もちろん、ちゃんと「目的」も果たしました。次の日は能登半島を先生の車でぐるっと一周したのですが、ドライブ中、先生はちゃんとこう言ってくれました。
「お昼は君が奢るんやな」
結局、ドライブ中に入った名もしれないちいさな食堂で、私は約束通り、先生の昼食を奢りました。先生がそのときなにを食べたのか思い出せないのですが、私はたしか、うどんを食べたはずです。こう先生に言われた覚えがありますから。
「うどんなんて、俺が食べるようなもの食べるんやな。本当だったら交換するところや」
先生は呆れたようにそう笑いました。その年、胃を悪くして半分胃を除去したばかりの先生ならではの言葉でした。
天気は曇りのち雨の様相でしたが、車で巡った能登はとても美しかったです。
霧に覆われた日本海は、きらきら輝いていました。
それからも私と先生の交流は続きます。
いつしか私は、実家を離れて、大学の近くにひとりアパート暮らしをしていた気楽さから、思い立つと夜行電車に飛び乗り北陸へ向かうようになりました。そのころは「急行能登」という夜行列車が上野から出ていたのです。
大概、私が先生に会いたくなるのは、人生に何かしらの悩みを抱えたときでした。
そうなると、先生の顔を直接見たくなるのです。
といっても、先生に特に連絡することもせず、私は夜行に乗ってはいきなりK大学に乗りこみました。
早朝、駅につくと、その頃は市の郊外に移っていたK大学にバスで向かい、学生のふりをして理学部の校舎を目指します。
先生はご自身の研究室に鍵をかけていないことを、私はそれまでのやりとりで知っていました。だから私は、生物学科の先生の研究室に勝手に潜り込むと、とりあえずソファーに陣取って先生の出勤を待つのです。
しばらくすると、ドアが開き、先生が現れます。
そして、先生は特に驚いた様子もなく、私を認めるとこう微笑むのでした。
「おう、来たか」
「はい、また、来ちゃいました」
「とりあえず学食行くか?」
「はい」
そして私は、学食で朝食を先生の奢りで食べます。K大学の学食は自分が通ってた大学の学食よりも遥かに美味しくて、私はいつも、それだけで幸せな気持ちになりました。
すると、先生がさりげなく尋ねてきます。
「どうしたんや、また男に振られたか?」
「ええ、まあ」
そこから私はそのときごとの悩みを先生にぶちまけます。それを先生は黙って聞いてくれました。特にアドバイスをするまでもなく。
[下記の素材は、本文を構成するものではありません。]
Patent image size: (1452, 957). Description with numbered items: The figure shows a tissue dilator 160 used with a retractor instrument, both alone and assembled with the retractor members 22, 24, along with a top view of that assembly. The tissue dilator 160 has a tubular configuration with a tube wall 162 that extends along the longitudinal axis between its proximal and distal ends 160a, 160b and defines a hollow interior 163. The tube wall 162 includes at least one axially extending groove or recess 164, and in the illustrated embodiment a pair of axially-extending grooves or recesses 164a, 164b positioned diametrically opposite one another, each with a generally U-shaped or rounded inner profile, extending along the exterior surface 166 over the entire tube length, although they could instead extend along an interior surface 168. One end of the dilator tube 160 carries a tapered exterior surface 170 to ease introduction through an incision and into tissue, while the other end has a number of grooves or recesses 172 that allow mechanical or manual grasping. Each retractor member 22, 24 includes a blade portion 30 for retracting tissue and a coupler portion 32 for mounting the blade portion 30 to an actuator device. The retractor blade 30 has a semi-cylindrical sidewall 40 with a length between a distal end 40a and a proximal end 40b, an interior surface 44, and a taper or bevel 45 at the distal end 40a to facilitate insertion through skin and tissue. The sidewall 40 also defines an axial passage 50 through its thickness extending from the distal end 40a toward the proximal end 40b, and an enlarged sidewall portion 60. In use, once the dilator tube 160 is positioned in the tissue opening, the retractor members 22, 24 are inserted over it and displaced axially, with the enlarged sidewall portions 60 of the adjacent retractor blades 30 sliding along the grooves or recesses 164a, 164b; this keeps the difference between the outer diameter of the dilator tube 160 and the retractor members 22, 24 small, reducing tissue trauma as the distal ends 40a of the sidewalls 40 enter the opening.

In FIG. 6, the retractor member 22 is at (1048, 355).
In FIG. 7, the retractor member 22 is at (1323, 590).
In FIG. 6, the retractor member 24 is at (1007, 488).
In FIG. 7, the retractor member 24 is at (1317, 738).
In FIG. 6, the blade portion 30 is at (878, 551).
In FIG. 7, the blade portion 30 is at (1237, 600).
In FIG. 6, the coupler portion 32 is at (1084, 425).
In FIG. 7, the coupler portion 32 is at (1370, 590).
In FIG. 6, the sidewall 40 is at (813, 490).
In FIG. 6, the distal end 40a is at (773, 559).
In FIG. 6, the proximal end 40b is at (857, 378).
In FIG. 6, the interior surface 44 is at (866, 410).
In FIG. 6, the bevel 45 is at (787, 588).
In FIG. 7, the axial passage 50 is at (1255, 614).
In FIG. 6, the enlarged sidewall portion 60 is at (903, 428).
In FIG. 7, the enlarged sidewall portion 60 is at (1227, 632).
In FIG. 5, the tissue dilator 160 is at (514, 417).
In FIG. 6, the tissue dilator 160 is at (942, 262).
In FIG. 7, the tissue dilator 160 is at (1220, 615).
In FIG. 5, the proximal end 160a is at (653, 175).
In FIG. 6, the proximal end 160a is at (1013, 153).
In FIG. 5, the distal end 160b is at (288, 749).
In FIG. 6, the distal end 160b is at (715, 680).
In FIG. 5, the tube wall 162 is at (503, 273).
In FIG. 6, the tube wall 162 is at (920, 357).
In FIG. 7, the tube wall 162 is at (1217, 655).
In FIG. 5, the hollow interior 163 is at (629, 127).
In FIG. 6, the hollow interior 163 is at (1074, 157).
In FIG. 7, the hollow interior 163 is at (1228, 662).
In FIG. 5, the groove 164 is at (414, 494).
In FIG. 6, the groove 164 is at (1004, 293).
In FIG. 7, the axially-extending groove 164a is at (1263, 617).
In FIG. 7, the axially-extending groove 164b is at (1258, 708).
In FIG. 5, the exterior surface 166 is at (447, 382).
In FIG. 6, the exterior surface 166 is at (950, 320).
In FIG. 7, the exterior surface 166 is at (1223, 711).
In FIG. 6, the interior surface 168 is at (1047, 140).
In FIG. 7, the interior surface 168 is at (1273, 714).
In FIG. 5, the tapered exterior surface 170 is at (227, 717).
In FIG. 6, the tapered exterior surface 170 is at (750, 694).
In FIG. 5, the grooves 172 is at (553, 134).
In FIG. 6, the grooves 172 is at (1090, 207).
そして、予定が空いていれば、またドライブに連れていってくれることもありました。
いったい何回夜行列車に揺られたか、もう今では思い出せませんが、その回数に関係なく、私にとってOセンセイは誰よりも特別な人間になっていました。
そういえば、大学在学中に、私の祖父が亡くなった直後に先生と会ったときは、こんな会話を交わしましたね。
「私もう、両方の祖父を亡くしてしまったので、先生が祖父ですよ。いわば、ニセ祖父、っていうか」
「そうか。なら、君は、ニセ孫やな」
そのときの悪戯っぽい先生の笑顔は、いまも記憶に鮮やかです。